Jefferson is pilloried today for being a philanderer and hypocrite regarding slaves (particularly his own) and his country's native people, as well as a dangerous sloganizer. But for all his "ambiguities," says Bailyn, he was more.

Jefferson was, as Erik Erikson called him, a man of protean intellect and abilities.

The author of the Declaration of Independence was one of the chief architects of "an intensely creative moment in Western history" when, despite what England and Europe's best and brightest said couldn't be done, the founders were inspired to see -- and hope and dream.

However provincial, they were the soul of wisdom and creative inspiration.

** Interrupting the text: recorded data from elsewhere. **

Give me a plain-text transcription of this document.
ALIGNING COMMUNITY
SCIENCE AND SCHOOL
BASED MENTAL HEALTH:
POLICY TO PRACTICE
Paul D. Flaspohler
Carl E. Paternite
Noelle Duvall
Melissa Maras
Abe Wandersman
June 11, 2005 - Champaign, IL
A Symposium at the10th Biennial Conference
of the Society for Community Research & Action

They could envision and create a better world.

The founders knew they were betting on their ability to outline a government -- and counting on farmers who read Homer.

Jefferson and Alexander Hamilton, the chief organizer of the Federalist Papers, which shrewdly laid out the case for the Constitution, were feet-on-the-ground revolutionaries willing to gamble on the future.

They were not, as Reinhold Niebuhr would say almost 200 years later in trying to find a realistic foundation for democracy, "foolish children of light" who overestimate man's goodness; nor were they "evil children of darkness" who see only human venality.

Defending the Constitution, James Madison struck a distinctly Niebuhrian note: "As there is a degree of depravity in mankind, which requires a certain degree of circumspection and distrust, so there are other qualities in human nature which justify a certain portion of esteem and confidence."

Writes Bailyn: "The great achievement" of Hamilton, Madison and John Hay, the authors of the Federalist Papers, "is not merely that they replied in detail to specific dangers that critics saw in the Constitution and explained in detail how the new government should, and would, work, but they did so without repudiating the past, without rejecting the basic ideology of the Revolution."

The founders did more: They created a better world through example and ideas clearly and cogently expressed.

There is nothing cocksure about Bailyn's conclusions. He admits to being in awe of the Revolutionary generation and still a bit bewildered, after a half century of studying them, at their accomplishment.

And he warns us to remember that the continued success of the Republic will take more than just good intentions.

It will require, as the founders knew deep in their bones, eternal vigilance in standing up for freedom and equality against those who would abuse freedom in the name of loyalty and, in the name of national safety and social order, deny liberty to honest dissenters.


Bruce Clayton is a historian and critic at Allegheny College in Meadville.